A comprehensive review on the thermal management of solar panels

Abstract

ABSTRACT There is now a pressing requirement to utilize sustainable energy sources, specifically solar energy, and employ photovoltaic modules for large-scale power generation. This is due to their convenient installation process and environmentally friendly nature. However, it is important to acknowledge that these systems also possess certain limitations. One of the disadvantages of these systems is that the conversion efficiency does not exceed 25% of the value of the incoming radiation. They are also exposed to direct sunlight during installation, which leads to the remaining radiation being absorbed within the panel structure and converted into thermal energy. As a result, the plate temperature rises above the standard temperature, resulting in reduced efficiency. The use of temperature control techniques is essential to ensure proper operation and efficiency, particularly in hot regions. Numerous specialists have undertaken comprehensive research on diverse approaches to improve the effectiveness of solar energy generation systems. This piece presents a comprehensive review of the various cooling technologies that may be used for solar energy systems (PV).
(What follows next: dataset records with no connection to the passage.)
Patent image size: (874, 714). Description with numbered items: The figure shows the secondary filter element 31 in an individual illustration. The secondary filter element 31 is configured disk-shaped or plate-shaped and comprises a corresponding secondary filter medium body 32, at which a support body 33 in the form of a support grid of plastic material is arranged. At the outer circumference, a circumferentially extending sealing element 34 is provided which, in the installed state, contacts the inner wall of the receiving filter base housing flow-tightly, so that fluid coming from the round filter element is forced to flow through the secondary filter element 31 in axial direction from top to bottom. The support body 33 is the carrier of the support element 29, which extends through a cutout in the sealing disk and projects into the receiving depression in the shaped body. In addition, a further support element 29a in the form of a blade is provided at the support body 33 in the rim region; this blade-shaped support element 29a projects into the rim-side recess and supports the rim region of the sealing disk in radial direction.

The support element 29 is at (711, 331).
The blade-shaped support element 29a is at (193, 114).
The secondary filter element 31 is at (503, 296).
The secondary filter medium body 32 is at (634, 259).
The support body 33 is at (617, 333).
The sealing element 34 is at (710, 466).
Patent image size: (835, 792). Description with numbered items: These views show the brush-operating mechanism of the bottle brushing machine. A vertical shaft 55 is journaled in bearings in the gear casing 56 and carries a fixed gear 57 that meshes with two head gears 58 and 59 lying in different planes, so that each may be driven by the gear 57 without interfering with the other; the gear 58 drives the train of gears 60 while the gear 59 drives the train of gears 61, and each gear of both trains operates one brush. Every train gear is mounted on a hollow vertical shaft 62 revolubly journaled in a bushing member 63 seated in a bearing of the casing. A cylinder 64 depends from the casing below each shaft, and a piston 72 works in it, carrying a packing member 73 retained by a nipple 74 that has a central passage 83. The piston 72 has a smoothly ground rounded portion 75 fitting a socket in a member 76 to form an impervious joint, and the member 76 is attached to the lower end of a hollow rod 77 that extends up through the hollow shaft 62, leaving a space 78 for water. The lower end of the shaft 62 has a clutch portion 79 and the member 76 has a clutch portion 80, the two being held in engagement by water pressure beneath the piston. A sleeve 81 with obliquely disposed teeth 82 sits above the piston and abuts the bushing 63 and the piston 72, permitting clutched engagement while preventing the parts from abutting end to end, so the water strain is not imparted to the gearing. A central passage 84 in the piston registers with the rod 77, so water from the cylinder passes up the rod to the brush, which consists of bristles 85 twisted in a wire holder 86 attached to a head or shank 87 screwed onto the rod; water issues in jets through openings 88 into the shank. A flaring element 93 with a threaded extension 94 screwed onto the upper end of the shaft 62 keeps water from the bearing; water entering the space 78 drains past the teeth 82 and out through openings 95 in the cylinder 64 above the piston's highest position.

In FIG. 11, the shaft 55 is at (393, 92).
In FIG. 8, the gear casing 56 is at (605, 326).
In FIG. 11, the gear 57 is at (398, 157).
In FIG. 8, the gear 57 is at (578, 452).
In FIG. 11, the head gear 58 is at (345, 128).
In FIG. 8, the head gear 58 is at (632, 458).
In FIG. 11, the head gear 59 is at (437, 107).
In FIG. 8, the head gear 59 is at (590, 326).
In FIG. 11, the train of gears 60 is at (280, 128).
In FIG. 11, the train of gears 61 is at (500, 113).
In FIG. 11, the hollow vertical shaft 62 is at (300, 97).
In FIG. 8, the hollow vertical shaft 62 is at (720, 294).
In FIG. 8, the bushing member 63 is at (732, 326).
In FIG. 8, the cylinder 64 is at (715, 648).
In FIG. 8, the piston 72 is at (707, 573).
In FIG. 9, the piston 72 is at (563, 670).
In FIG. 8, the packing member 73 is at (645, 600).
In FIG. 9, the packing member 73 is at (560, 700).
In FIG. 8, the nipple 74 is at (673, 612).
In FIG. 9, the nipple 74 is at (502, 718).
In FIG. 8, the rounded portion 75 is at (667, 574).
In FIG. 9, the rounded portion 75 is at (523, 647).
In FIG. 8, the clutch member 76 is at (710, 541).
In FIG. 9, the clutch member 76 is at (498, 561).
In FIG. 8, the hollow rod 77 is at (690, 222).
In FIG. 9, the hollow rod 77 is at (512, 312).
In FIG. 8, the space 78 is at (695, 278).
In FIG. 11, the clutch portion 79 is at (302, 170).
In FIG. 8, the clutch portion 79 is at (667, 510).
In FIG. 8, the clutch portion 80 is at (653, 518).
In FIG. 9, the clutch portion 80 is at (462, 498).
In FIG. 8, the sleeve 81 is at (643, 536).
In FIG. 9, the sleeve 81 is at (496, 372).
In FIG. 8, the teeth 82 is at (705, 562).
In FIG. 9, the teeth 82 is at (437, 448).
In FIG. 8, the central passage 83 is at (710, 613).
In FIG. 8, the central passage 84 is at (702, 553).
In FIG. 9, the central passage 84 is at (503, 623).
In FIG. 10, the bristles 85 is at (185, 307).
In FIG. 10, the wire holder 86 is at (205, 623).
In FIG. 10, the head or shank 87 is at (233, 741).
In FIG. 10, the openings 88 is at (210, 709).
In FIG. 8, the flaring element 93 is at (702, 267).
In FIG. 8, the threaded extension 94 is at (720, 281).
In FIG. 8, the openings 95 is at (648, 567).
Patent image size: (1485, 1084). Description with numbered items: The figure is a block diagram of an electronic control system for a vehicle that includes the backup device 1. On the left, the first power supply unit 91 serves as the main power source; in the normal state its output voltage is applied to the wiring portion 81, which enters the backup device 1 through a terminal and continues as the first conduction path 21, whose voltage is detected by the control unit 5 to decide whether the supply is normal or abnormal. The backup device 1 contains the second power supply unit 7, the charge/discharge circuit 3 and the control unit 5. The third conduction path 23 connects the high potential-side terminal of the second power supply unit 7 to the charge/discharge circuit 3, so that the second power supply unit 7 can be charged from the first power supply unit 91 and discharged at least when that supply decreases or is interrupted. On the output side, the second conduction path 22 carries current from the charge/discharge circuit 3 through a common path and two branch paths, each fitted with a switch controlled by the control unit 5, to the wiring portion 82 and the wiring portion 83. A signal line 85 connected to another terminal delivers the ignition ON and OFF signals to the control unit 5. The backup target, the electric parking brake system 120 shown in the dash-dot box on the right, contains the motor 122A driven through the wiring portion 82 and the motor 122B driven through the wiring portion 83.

The use of water and air cooling, phase-change, and other methods are some of the various passive and active tactics that are included into the cooling system. Subcategories are complicated subcategories that exist inside each category. In addition, the topics that are discussed include heat sinks, convection, and air collectors, as well as the incorporation of PCM, heat pipes, and several other cutting-edge technologies. Each of these methodologies is exemplified with precise graphics and extensively examined and contrasted. Moreover, this work introduces a novel categorization approach for cooling techniques employed in photovoltaic (PV) panels, offering essential direction for future investigations and knowledge for enhancing efficiency.